CodePudding user response:

Media types are the best way to represent this, but there is a practical aspect of this in that people will browse a rest API using root nouns... I'd put some record-count limits on it, maybe GET /bananas/export/100 to get the first 100, and GET /bananas/export/all if they really want all of them.

CodePudding user response:

in pure rest using verbs in url should not be allowed.

REST doesn't care what spelling conventions you use in your resource identifiers.

Example: https://www.merriam-webster.com/dictionary/post

Even though "post" is a verb (and worse, an HTTP method token!) that URI works just like every other resource identifier on the web.


The more interesting question, from a REST perspective, is whether the identifier should be the same that is used in some other context, or different.
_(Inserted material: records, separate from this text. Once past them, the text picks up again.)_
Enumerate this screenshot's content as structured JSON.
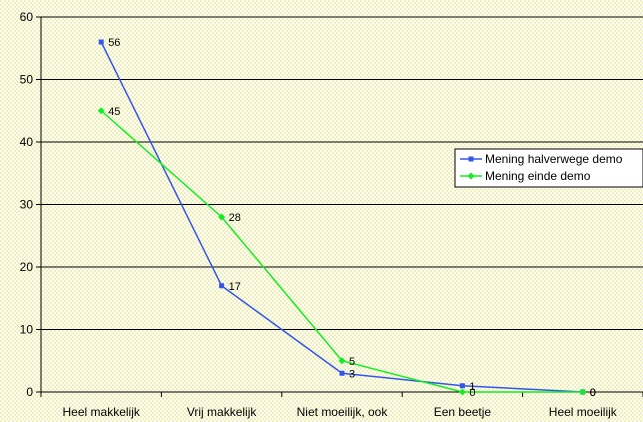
{
  "chart_data": {
    "type": "line",
    "categories": [
      "Heel makkelijk",
      "Vrij makkelijk",
      "Niet moeilijk, ook",
      "Een beetje",
      "Heel moeilijk"
    ],
    "series": [
      {
        "name": "Mening halverwege demo",
        "values": [
          56,
          17,
          3,
          1,
          0
        ],
        "color": "#3355ee",
        "marker": "square"
      },
      {
        "name": "Mening einde demo",
        "values": [
          45,
          28,
          5,
          0,
          0
        ],
        "color": "#11ee22",
        "marker": "diamond"
      }
    ],
    "ylim": [
      0,
      60
    ],
    "yticks": [
      0,
      10,
      20,
      30,
      40,
      50,
      60
    ],
    "grid": true,
    "legend": "right",
    "title": "",
    "xlabel": "",
    "ylabel": ""
  }
}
REST cares a lot about caching (that's important to making the web "web scale"). In HTTP, caching is primarily about re-using prior responses. The basic (but incomplete) idea being that we may be able to re-use a response that shares the same target URI.

HTTP also has built into it a general purpose mechanism for invalidating stored responses that is also focused on the target URI.

So here's one part of the riddle you need to think about: when someone sends a POST request to /bananas, should caches throw away the prior responses with the PDF representations?

If the answer is "no", then you need a different target URI. That can be anything that makes sense to you. /pdfs/bananas for example. (How many common path segments are used in the identifiers depends on how much convenience you will realize from relative references and dot segments.)

If the answer is "yes", then you may want to lean into using content negotiation.

In some cases, the answer might be "both" -- which is to say, to have multiple resources (each with its own identifier) that return the same representations.
That's a normal thing to do; we even have a mechanism for describing which resource is "preferred" (see RFC 6596).